NOAA-EMC / NCEPLIBS-g2c

This library contains C decoder/encoder routines for GRIB edition 2.
Other
18 stars 11 forks source link

why does opening a file with an index take longer than opening one without an index? #364

Closed edwardhartnett closed 10 months ago

edwardhartnett commented 1 year ago

I have two functions, g2c_open() which opens a file without an index, and g2c_read_index() which opens the file using an index.

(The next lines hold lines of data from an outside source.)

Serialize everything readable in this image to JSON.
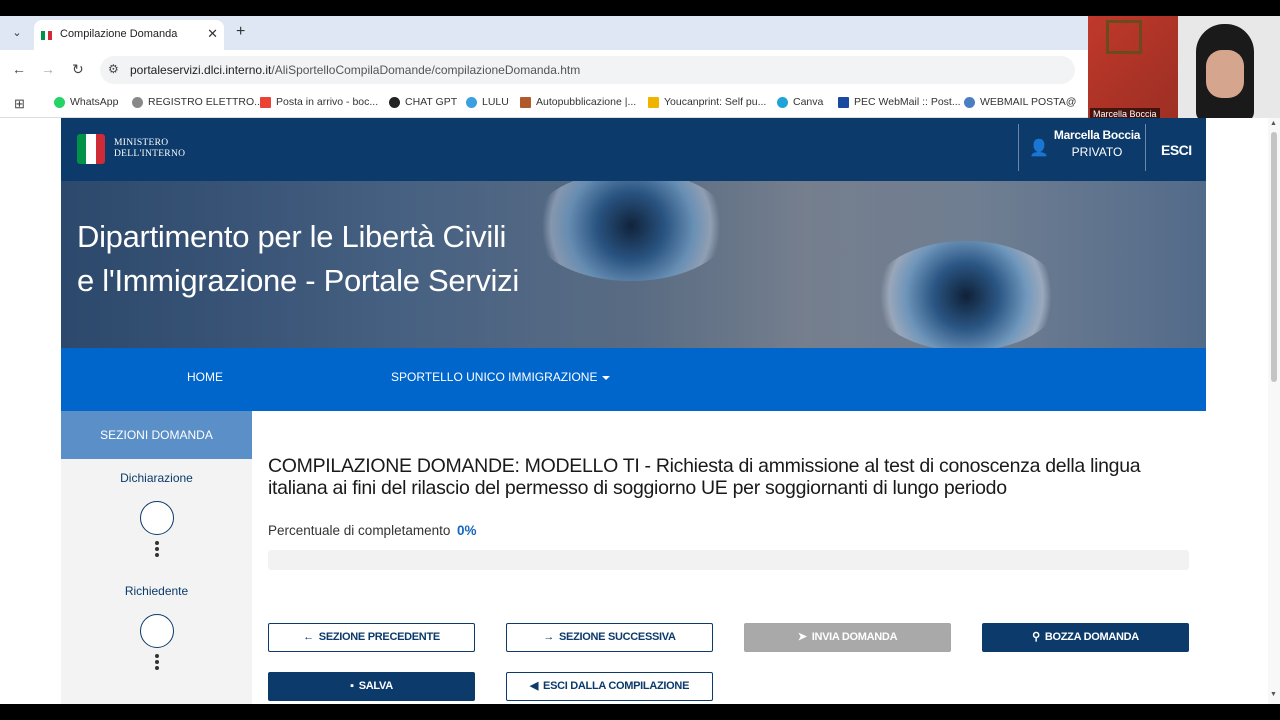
{
  "browser": {
    "tab_title": "Compilazione Domanda",
    "tab_close": "✕",
    "new_tab": "+",
    "url_host": "portaleservizi.dlci.interno.it",
    "url_path": "/AliSportelloCompilaDomande/compilazioneDomanda.htm",
    "bookmarks": [
      {
        "label": "WhatsApp",
        "color": "#25d366"
      },
      {
        "label": "REGISTRO ELETTRO...",
        "color": "#888888"
      },
      {
        "label": "Posta in arrivo - boc...",
        "color": "#ea4335"
      },
      {
        "label": "CHAT GPT",
        "color": "#222222"
      },
      {
        "label": "LULU",
        "color": "#3aa0e0"
      },
      {
        "label": "Autopubblicazione |...",
        "color": "#b05a2a"
      },
      {
        "label": "Youcanprint: Self pu...",
        "color": "#f0b400"
      },
      {
        "label": "Canva",
        "color": "#20a4d8"
      },
      {
        "label": "PEC WebMail :: Post...",
        "color": "#1a4aa0"
      },
      {
        "label": "WEBMAIL POSTA@",
        "color": "#4a7ec0"
      }
    ]
  },
  "webcam": {
    "name": "Marcella Boccia"
  },
  "header": {
    "logo_line1": "MINISTERO",
    "logo_line2": "DELL'INTERNO",
    "user_name": "Marcella Boccia",
    "user_role": "PRIVATO",
    "logout": "ESCI"
  },
  "hero": {
    "title_line1": "Dipartimento per le Libertà Civili",
    "title_line2": "e l'Immigrazione - Portale Servizi"
  },
  "nav": {
    "home": "HOME",
    "sportello": "SPORTELLO UNICO IMMIGRAZIONE"
  },
  "sidebar": {
    "header": "SEZIONI DOMANDA",
    "steps": [
      {
        "label": "Dichiarazione"
      },
      {
        "label": "Richiedente"
      }
    ]
  },
  "main": {
    "title": "COMPILAZIONE DOMANDE: MODELLO TI - Richiesta di ammissione al test di conoscenza della lingua italiana ai fini del rilascio del permesso di soggiorno UE per soggiornanti di lungo periodo",
    "progress_label": "Percentuale di completamento",
    "progress_value": "0%",
    "progress_fraction": 0
  },
  "buttons": {
    "prev": "SEZIONE PRECEDENTE",
    "next": "SEZIONE SUCCESSIVA",
    "send": "INVIA DOMANDA",
    "draft": "BOZZA DOMANDA",
    "save": "SALVA",
    "exit": "ESCI DALLA COMPILAZIONE"
  },
  "colors": {
    "header_bg": "#0b3a6b",
    "nav_bg": "#0066cc",
    "sidebar_head": "#5b8fc7",
    "accent": "#1565c0"
  }
}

I expected using the index to be faster, but it's slower. Here's some code from tst_index.c:

    printf("Testing speed of g2c_read_index() on file %s downloaded via FTP...\n", FTP_FILE);
    {
    int g2cid;
        int num_msg;
        struct timeval start_time, end_time, diff_time;
        int open_1_us, open_2_us;
    int ret;

    /* Open the data file without using the index file. */
        if (gettimeofday(&start_time, NULL))
            return G2C_ERROR;
    if ((ret = g2c_open(FTP_FILE, 0, &g2cid)))
        return ret;
        if (gettimeofday(&end_time, NULL)) 
            return G2C_ERROR;
        if (nc4_timeval_subtract(&diff_time, &end_time, &start_time))
            return G2C_ERROR;
        open_1_us = (int)diff_time.tv_sec * MILLION + (int)diff_time.tv_usec;

        /* Check some stuff. */
        if ((ret = g2c_inq(g2cid, &num_msg)))
            return ret;
        if (num_msg != 688)
            return G2C_ERROR;

        /* Close the file. */
    if ((ret = g2c_close(g2cid)))
        return ret;

    /* Open the data file using the index file. */
        if (gettimeofday(&start_time, NULL))
            return G2C_ERROR;
    if ((ret = g2c_read_index(FTP_FILE, REF_FTP_FILE, 0, &g2cid)))
        return ret;
        if (gettimeofday(&end_time, NULL)) 
            return G2C_ERROR;
        if (nc4_timeval_subtract(&diff_time, &end_time, &start_time)) 
            return G2C_ERROR;
        open_2_us = (int)diff_time.tv_sec * MILLION + (int)diff_time.tv_usec;
        printf("open without index %d with index %d, using index saved %d microseconds\n",
               open_1_us, open_2_us, open_1_us - open_2_us);

        /* Check some stuff. */
        if ((ret = g2c_inq(g2cid, &num_msg)))
            return ret;
        if (num_msg != 688)
            return G2C_ERROR;

        /* Close the file. */
    if ((ret = g2c_close(g2cid)))
        return ret;

This produces the following output:

Testing speed of g2c_read_index() on file WW3_Regional_US_West_Coast_20220718_0000.grib2 downloaded via FTP...
open without index 8235 with index 22059, using index saved -13824 microseconds

Part of the problem ,may be that the index file is missing one important piece of information, the section length for section 7. This is a vital number for producing the output of degrib2, but it is not stored in the index file. So when opening with an index file, I also have to open the data file and read the section lengths for every section 7. Perhaps this slows things down.

It would be good to run a profiler and find the detailed explanation for why opening with an index is slower.

edwardhartnett commented 10 months ago

Using index files is much faster when jumping around a really big file. so it's slowness opening a small sample file is not really important.